Although she would never ask a candidate for access to a social media account, especially because of potential legal ramifications, Espino encourages job seekers not to give hiring managers any reason to question what they might see on networking sites: “If you wouldn’t want to have to answer a question in an interview, do not post the answer on Facebook.”
Harris encourages job seekers to use Google to search for their own names, looking for anything negative that might come up when a prospective employer does the same: “If there is something you don’t want people to see, do your best to clean it up as much as possible.”
Gayle Anderson, a career counselor at Northeastern State University, in Broken Arrow, Okla., also advises students to be responsible with their online activity: “If you don’t want your grandma to read it, then you probably will not want a prospective employer to read it.” Employers increasingly tell her they ask questions involving social media more often in interviews, Anderson said. Employers specifically look for inappropriate posts, risqué pictures and negative comments about an employer or another person, she said.
But they also look to see whether a candidate is involved in community activities, a positive angle students can use to their advantage. Cochran tells his students to manage their Facebook profiles in anticipation of visits by prospective employers, who evaluate all aspects of a job seeker’s life.
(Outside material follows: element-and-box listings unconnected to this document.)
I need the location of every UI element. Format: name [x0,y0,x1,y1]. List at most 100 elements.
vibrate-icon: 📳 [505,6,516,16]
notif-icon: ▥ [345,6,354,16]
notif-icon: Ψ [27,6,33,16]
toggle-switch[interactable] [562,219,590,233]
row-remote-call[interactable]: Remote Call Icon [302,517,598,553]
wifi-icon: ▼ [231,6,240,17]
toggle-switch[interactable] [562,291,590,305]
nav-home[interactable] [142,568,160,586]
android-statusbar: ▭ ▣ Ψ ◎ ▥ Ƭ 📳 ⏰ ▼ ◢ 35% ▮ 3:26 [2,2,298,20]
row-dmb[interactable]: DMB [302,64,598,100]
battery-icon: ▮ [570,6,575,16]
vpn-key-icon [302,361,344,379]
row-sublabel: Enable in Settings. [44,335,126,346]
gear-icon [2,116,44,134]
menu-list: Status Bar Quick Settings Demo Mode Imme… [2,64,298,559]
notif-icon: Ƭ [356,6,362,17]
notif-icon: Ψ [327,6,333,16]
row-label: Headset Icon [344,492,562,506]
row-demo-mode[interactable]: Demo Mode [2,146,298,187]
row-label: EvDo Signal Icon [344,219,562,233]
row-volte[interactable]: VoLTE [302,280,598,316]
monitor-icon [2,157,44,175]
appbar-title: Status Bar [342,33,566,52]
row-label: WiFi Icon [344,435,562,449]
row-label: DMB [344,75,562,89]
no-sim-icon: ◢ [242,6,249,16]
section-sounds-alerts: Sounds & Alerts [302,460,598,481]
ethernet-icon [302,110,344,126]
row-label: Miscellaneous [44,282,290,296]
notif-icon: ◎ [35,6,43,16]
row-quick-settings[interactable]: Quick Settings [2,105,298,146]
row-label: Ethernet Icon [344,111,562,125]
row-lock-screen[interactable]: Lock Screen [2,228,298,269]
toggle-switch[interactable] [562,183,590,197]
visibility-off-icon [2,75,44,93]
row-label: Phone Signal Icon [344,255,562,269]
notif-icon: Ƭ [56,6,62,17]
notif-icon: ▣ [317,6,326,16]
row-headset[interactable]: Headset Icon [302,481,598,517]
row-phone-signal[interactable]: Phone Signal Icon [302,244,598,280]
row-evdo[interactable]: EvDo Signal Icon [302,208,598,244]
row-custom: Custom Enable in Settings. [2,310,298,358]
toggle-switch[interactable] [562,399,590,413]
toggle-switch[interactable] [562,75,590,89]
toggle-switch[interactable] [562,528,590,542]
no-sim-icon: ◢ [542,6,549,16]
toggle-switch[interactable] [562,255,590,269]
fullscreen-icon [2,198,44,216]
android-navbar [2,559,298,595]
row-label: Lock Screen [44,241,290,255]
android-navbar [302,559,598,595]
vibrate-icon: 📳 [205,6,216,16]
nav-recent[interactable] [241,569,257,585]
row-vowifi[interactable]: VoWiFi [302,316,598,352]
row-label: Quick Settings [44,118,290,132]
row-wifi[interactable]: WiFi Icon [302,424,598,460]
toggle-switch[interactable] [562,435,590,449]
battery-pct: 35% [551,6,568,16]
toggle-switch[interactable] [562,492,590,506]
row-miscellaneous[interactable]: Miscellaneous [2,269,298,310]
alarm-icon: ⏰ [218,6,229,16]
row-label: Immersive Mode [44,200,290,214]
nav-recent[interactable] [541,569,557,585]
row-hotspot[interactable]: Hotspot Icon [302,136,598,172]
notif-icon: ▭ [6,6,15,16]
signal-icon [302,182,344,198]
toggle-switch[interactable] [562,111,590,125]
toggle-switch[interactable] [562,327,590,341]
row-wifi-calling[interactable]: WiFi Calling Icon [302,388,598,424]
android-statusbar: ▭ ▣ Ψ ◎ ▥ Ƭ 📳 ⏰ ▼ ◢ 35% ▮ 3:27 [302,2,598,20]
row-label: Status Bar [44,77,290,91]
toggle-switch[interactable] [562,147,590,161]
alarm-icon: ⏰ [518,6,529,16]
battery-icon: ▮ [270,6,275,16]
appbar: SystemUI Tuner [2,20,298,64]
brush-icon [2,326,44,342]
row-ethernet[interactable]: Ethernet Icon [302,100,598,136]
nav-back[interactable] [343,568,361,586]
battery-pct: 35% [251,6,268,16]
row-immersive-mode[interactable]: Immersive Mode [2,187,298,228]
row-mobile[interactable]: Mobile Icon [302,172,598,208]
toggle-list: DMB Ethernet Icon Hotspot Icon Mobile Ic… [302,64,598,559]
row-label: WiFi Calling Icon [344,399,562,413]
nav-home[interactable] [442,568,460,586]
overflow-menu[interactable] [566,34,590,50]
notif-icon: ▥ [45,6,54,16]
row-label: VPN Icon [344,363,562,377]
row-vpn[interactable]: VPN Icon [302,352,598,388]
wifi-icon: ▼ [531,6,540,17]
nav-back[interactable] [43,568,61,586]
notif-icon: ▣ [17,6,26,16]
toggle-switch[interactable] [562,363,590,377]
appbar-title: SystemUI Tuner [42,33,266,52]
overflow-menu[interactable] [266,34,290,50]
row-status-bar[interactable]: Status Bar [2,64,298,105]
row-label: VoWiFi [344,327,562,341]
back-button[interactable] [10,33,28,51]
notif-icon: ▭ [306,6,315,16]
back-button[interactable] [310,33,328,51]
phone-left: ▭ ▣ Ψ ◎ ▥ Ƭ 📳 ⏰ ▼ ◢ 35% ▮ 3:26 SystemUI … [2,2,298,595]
Hiring managers are looking for an authentic, sensible person with real friends, a sense of humor and a good personality, he said. They want to see evidence of discernment, responsibility and good judgement.
“There is a balance: Think about the person you want to be and build your profile in that direction,” Cochran said. “But don’t become a shimmery surface with no depth or soul. Be a real person with some smarts, a sense of purpose, and some wisdom.”